CAMAGÜEY.- Cuando rompió el alba, el 11 de octubre de 1868, la población camagüeyana despertó bajo el ir y venir de las tropas colonialistas españolas. Las iglesias y plazas eran tomadas como puntos estratégicos para reducir cualquier insurrección semejante a la ocurrida en Bayamo, un día antes. Se vivía un estado de excepción, dictado por el teniente gobernador, Julián de Mena ¿evitaría otro alzamiento? Pues el cuatro de noviembre, una partida de audaces jinetes se dirigían a Las Clavellinas para responder al oficial español.
Alrededor de las siete de la mañana, unos 76 montaraces, acordaron darse cita a unos 13 kilómetros al norte de la entonces Villa de Santa María del Puerto del Príncipe, en el paso del río Saramaguacán conocido como Las Clavellinas. Allí los conspiradores se dirigieron al ingenio El Cercado, con el propósito de oficializar la entrada en la que pasaría a la historia como la Guerra de los Diez Años.
El fracaso de la Junta de Información, en abril de 1867, patentizó que la independencia era necesaria. España no realizaría concesiones ni reformas para cambiar la situación de la Isla. Por eso, la maquinaria libertaria comenzó a moverse por el comité de Bayamo, las conspiraciones en las logias masónicas, como la del Gran Oriente cubano y la Tínima, y las voluntades de los patriotas, conformadas sobre todo por hacendados, profesionales y otras personalidades.
AL GALOPE, POR LA PATRIA
En un artículo dedicado al acontecimiento, la historiadora, Elda Cento Gómez, refiere que después del alzamiento de San Francisco de Jucaral, encabezado por Joaquín de Agüero y Agüero.
“(…) los camagüeyanos habían vuelto a dar pasos concretos en la organización de una conspiración contra el poder colonial desde 1866”.
Explica la especialista cómo los revolucionarios de este territorio creían que no se debía iniciar la lucha hasta que no existieran recursos y voluntades que la respaldaran. Aunque el sentimiento libertario era común, no había una acción unitaria que concretara esos deseos.
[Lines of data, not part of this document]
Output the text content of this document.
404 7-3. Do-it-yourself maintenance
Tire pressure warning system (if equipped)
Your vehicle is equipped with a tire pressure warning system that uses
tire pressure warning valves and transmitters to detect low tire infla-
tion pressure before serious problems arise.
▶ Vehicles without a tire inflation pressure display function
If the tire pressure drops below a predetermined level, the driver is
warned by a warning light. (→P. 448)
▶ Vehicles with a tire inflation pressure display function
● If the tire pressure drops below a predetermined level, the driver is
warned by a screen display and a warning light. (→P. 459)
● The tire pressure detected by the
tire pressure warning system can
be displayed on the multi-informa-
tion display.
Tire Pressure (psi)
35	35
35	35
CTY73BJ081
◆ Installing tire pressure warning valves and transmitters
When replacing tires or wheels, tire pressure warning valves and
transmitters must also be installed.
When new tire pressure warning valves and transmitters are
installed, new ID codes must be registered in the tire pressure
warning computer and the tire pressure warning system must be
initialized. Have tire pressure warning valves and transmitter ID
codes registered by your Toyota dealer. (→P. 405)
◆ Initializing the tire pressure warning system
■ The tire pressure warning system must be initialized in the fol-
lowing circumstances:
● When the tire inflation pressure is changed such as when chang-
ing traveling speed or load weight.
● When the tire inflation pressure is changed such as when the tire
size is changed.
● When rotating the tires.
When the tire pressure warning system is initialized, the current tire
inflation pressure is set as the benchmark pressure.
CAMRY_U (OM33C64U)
Cisneros, tras recibir un telegrama en La Habana de José Ramón Betancourt, que le hablaba del traslado de 1 500 rifes peabody para destruir la insurrección comenzada por Carlos Manuel de Céspedes, entendió que era imposible esperar a que mejoraran las condiciones materiales y humanas. Dio la orden de tomar esas armas para apoyar la gesta, y secundarla desde Las Clavellinas.
Según narra Rolando Rodríguez en su libro, Cuba la forja de una nación I, las huestes colonialistas se encontraban alertas y temerosas con el levantamiento en la región de Puerto Príncipe.